Is fatwood only in pine trees?
Fatwood is not only found in pine trees, but it is most commonly obtained from them. However, it is also possible to extract fatwood from resinous spruce or conifer trees, as well as certain types of cedar.
Does fatwood rot?
Fatwood does not rot and is a resin-rich wood that can be found in pine trees. It is highly flammable, waterproof, and has an indefinite shelf-life, making it the best natural fire starter available.
Why is fatwood so flammable?
Fatwood is highly flammable due to the presence of terpene, the primary component of turpentine. This flammable resin allows fatwood shavings to easily ignite with just a spark, even when they are wet. Therefore, if you find yourself without a lighter, there is no need to worry as fatwood shavings serve as excellent tinder for any fire-starting purpose.
Does fatwood create creosote?
Fatwood can cause excessive creosote deposits if burned in bulk, although it is known to be a great firestarter. It is important to keep your flue gases up to temperature to ensure clean burning, even though softwood generally has a lower BTU content compared to hardwood.
Do all evergreens have fatwood?
All evergreens do not have fatwood, but fatwood is a type of wood saturated with sap or resin that is highly effective for starting fires. While it is primarily found in pine trees, it can also be found in certain other types of evergreens.
Is fatwood safe for indoor fireplaces?
Fatwood is safe for indoor fireplaces as it is both clean and has an indefinite shelf-life. It can be used to easily and safely start your indoor fireplace or backyard grill, even in wet conditions. So, there is no need to rely on kerosene-soaked products, smelly fluids, or sawdust composites like the other guys do.
How much fatwood does it take to start a fire?
It takes 2-3 sticks of fatwood to start a fire. We hand chop pine stumps from downed or damaged trees into fire starter sticks. These sticks are highly effective in quickly and easily igniting your fires. To start a fire, simply place 2-3 sticks of fatwood in the center of your kindling, light one of the sticks, and witness the fire ignite right before your eyes.
Can you burn fresh wood in a wood stove?
Burning fresh wood in a wood stove can pose significant dangers. When unseasoned wood is burned, the water vapor mixes with other gases and particles and rises up the chimney. If the chimney is not kept warm, this combination of elements can lead to the formation of a creosote substance, which eventually hardens and turns into tar in the chimney.
How long does it take for fatwood to form?
Fatwood takes approximately 2-3 years to form as the tree’s sap transforms from a viscous liquid, containing terpene, into a sticky resin.

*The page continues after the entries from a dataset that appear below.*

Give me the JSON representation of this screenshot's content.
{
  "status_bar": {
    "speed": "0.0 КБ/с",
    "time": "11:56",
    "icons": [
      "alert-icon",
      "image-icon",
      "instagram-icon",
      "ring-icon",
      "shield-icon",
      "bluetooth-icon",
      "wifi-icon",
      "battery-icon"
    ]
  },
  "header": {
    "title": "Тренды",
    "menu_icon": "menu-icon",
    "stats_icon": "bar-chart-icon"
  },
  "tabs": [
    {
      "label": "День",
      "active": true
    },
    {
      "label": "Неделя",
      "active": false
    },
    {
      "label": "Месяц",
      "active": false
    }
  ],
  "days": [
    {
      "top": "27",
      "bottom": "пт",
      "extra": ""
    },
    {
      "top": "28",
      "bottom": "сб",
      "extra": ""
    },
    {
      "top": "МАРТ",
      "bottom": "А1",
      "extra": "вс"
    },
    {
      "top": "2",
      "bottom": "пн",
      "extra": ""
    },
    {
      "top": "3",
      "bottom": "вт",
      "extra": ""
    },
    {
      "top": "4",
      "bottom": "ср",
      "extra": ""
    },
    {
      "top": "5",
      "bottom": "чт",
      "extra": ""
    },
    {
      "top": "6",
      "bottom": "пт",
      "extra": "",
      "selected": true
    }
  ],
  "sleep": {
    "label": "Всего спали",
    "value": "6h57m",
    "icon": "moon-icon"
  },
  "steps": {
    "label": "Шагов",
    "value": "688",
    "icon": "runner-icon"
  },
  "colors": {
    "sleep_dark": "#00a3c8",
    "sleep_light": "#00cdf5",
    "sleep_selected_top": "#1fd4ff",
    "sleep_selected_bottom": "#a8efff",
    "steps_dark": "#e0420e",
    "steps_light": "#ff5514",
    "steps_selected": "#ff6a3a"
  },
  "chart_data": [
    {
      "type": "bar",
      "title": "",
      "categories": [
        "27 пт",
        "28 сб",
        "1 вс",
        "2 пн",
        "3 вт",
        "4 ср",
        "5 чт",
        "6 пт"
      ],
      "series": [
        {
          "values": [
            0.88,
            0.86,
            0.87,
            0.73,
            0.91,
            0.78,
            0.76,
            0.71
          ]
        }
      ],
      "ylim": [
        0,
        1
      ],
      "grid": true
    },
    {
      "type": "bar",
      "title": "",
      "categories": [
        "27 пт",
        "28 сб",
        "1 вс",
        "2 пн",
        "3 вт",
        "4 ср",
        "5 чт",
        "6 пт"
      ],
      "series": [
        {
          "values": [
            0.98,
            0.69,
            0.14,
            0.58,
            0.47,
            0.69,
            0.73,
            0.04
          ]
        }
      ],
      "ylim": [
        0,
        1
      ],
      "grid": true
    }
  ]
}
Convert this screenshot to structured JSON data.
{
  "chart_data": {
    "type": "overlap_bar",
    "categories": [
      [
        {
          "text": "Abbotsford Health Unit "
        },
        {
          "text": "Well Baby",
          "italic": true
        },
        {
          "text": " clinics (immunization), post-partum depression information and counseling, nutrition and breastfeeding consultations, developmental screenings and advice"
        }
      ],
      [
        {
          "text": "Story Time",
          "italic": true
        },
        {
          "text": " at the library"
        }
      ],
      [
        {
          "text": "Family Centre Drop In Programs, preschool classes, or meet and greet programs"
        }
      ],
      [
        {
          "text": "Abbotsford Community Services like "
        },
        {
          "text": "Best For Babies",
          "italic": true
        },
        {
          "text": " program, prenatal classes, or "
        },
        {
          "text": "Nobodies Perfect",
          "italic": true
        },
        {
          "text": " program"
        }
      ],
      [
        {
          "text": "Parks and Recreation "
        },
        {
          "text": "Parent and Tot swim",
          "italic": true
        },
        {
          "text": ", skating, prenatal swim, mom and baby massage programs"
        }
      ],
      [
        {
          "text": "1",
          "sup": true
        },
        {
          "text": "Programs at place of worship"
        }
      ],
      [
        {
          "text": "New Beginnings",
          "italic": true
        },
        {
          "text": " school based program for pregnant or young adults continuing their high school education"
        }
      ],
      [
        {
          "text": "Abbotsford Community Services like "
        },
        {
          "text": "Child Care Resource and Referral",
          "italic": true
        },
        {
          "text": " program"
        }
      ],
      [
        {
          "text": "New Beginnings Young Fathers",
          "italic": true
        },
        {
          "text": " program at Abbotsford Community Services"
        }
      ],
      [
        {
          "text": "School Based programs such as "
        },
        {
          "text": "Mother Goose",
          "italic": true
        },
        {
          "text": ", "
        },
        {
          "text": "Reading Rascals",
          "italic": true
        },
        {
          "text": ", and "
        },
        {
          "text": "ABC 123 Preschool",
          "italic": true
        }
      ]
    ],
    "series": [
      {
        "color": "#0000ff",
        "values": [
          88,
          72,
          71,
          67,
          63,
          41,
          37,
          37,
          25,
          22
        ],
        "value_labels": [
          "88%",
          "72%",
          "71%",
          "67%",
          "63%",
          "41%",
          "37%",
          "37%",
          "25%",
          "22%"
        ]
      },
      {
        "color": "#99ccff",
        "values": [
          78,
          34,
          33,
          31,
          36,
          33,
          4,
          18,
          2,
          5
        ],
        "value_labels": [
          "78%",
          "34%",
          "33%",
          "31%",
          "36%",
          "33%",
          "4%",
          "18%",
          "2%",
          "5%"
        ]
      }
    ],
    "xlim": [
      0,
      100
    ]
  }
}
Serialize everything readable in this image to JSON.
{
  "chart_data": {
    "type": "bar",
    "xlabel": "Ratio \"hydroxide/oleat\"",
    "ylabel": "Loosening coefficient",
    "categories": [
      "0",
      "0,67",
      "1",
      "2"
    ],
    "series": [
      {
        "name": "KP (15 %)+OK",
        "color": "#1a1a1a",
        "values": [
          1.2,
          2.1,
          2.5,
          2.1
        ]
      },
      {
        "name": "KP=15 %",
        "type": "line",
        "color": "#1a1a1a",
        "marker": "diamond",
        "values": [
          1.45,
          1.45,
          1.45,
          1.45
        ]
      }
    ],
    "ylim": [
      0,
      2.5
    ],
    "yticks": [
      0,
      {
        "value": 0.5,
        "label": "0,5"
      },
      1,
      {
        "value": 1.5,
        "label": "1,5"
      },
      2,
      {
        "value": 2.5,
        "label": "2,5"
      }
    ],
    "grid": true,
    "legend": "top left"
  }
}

This transformation occurs as the sap travels through the heartwood, knots, and root system of a dying, cut, or fallen tree. Once this process is complete, fatwood is the resulting product.
What is fatwood made out of?
Fatwood is made from the wood of old pine stumps that were left as waste after logging. These stumps are split to extract the resin-rich pine trees, which naturally concentrate the resin or sap over time. This process results in an all-natural, 100% organic, and chemical-free fire starter.
How long does it take to make fatwood?
It takes about 2-3 years for fatwood to be made as the tree’s sap transforms from a viscous liquid, containing terpene, into a sticky resin as it moves through the heartwood, knots, and root system of the dying, cut, or fallen tree. Once this process is finished, fatwood is produced.
What is the most flammable firewood?
The most flammable firewood is typically softwoods like cedar, Douglas fir, and pine trees. However, it is important to note that this is not always the case, as the flammability can vary. Softwoods are named as such due to their lower density, making them more prone to catching fire.